Un homme politique, à qui je souhaitais bon courage, me faisait récemment cette réponse : « Ce n'est pas le courage qui manque, mais le temps ! » On peut le comprendre. Mille sollicitations, mille obligations à honorer, un emploi du temps surchargé : comme beaucoup d'autres, il n'a pas une minute à perdre. Et comme le nombre des minutes dans une journée n'est guère compressible, la formule consiste à rendre plus dense le contenu de chacune d'elles par une accélération de la vitesse d'exécution.
Hartmut Rosa, qui consacre un ouvrage savant (1) à ce phénomène, rapporte des constatations très intéressantes. On savait, par exemple, que le débit de paroles à la radio et à la télévision avait augmenté ; on découvre que cela concerne aussi les hommes politiques dont la vitesse du discours a doublé en cinquante ans. C'est le rythme de la vie qui s'emballe, sur un mode à la fois plus concentré et plus haché. De trente secondes en 1971, la durée des spots publicitaires est passée à cinq secondes, la succession des images augmentant, là comme dans les films, de manière considérable, un phénomène aggravé par le zapping pratiqué en moyenne toutes les 2,7 secondes. D'où la « speedomanie » ambiante.
Vive le speed reading (lecture accélérée et souvent de plusieurs textes de front), le speed dating (recherche de partenaires dans des rencontres dont le temps est minuté) ! La possibilité est même offerte, aux États-Unis, de rendre visite aux défunts et de leur laisser un mot sans quitter le siège de sa voiture ! Et, comble de la vitesse, dans les restaurants, le quick et le fast ne l'étant plus suffisamment, un établissement japonais a inventé la formule du repas payé au temps passé. Règle du jeu : engloutir le maximum de nourriture dans le minimum de temps. On n'ose imaginer le spectacle !
Bien entendu, l'économie n'échappe pas à l'accélération : celle des transactions financières qui peuvent se jouer au centième de seconde ; celle du rythme de changement des dirigeants dans les entreprises (tous les six ans au lieu de huit ans en 2000). Cause : des résultats désormais appréciés trimestriellement, ce qui les maintient sur un siège constamment éjectable.

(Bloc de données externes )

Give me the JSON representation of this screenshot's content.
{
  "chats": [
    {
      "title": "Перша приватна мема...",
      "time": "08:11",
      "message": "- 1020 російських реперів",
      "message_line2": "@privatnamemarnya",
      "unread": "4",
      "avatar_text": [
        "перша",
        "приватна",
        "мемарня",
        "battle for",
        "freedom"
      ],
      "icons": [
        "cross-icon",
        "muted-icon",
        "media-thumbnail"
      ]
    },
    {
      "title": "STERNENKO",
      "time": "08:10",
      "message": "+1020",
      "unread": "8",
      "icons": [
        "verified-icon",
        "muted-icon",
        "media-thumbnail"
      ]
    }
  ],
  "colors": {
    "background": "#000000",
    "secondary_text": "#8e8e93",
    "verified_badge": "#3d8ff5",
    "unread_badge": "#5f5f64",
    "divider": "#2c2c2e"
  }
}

Le plus grave est que cette frénésie de vitesse a colonisé le temps libre. Au point que, là aussi, domine le sentiment de ne pouvoir s'arrêter de courir sur un tapis roulant ensorcelé. Conséquence : ce temps qui devrait servir à se refaire, à se recentrer, se recueillir, se trouve aspiré et déchiqueté par une tornade d'activités, souvent creuses et onéreuses.
À l'heure où la retraite est en débat, formulons un voeu : celui de voir un grand nombre de retraités cesser de se déclarer « surmenés ». Comme s'il y avait scrupule à s'arracher à l'emprise du travail, à entrer dans un tempo associant lenteur, attention, admiration : trois piliers d'une nouvelle sagesse dont nous avons tant besoin. Les seniors pourraient contribuer décisivement au freinage d'urgence qui s'impose, à la constitution d'« oasis de décélération » où les activités retrouveraient leur place, selon leur juste importance et leur potentiel d'humanité. Ils seraient alors, à leur manière, des prophètes.
(1) Accélération. Une critique sociale du temps (La Découverte). Voir aussi Jean-Louis Servan-Schreiber, Trop vite, Albin Michel.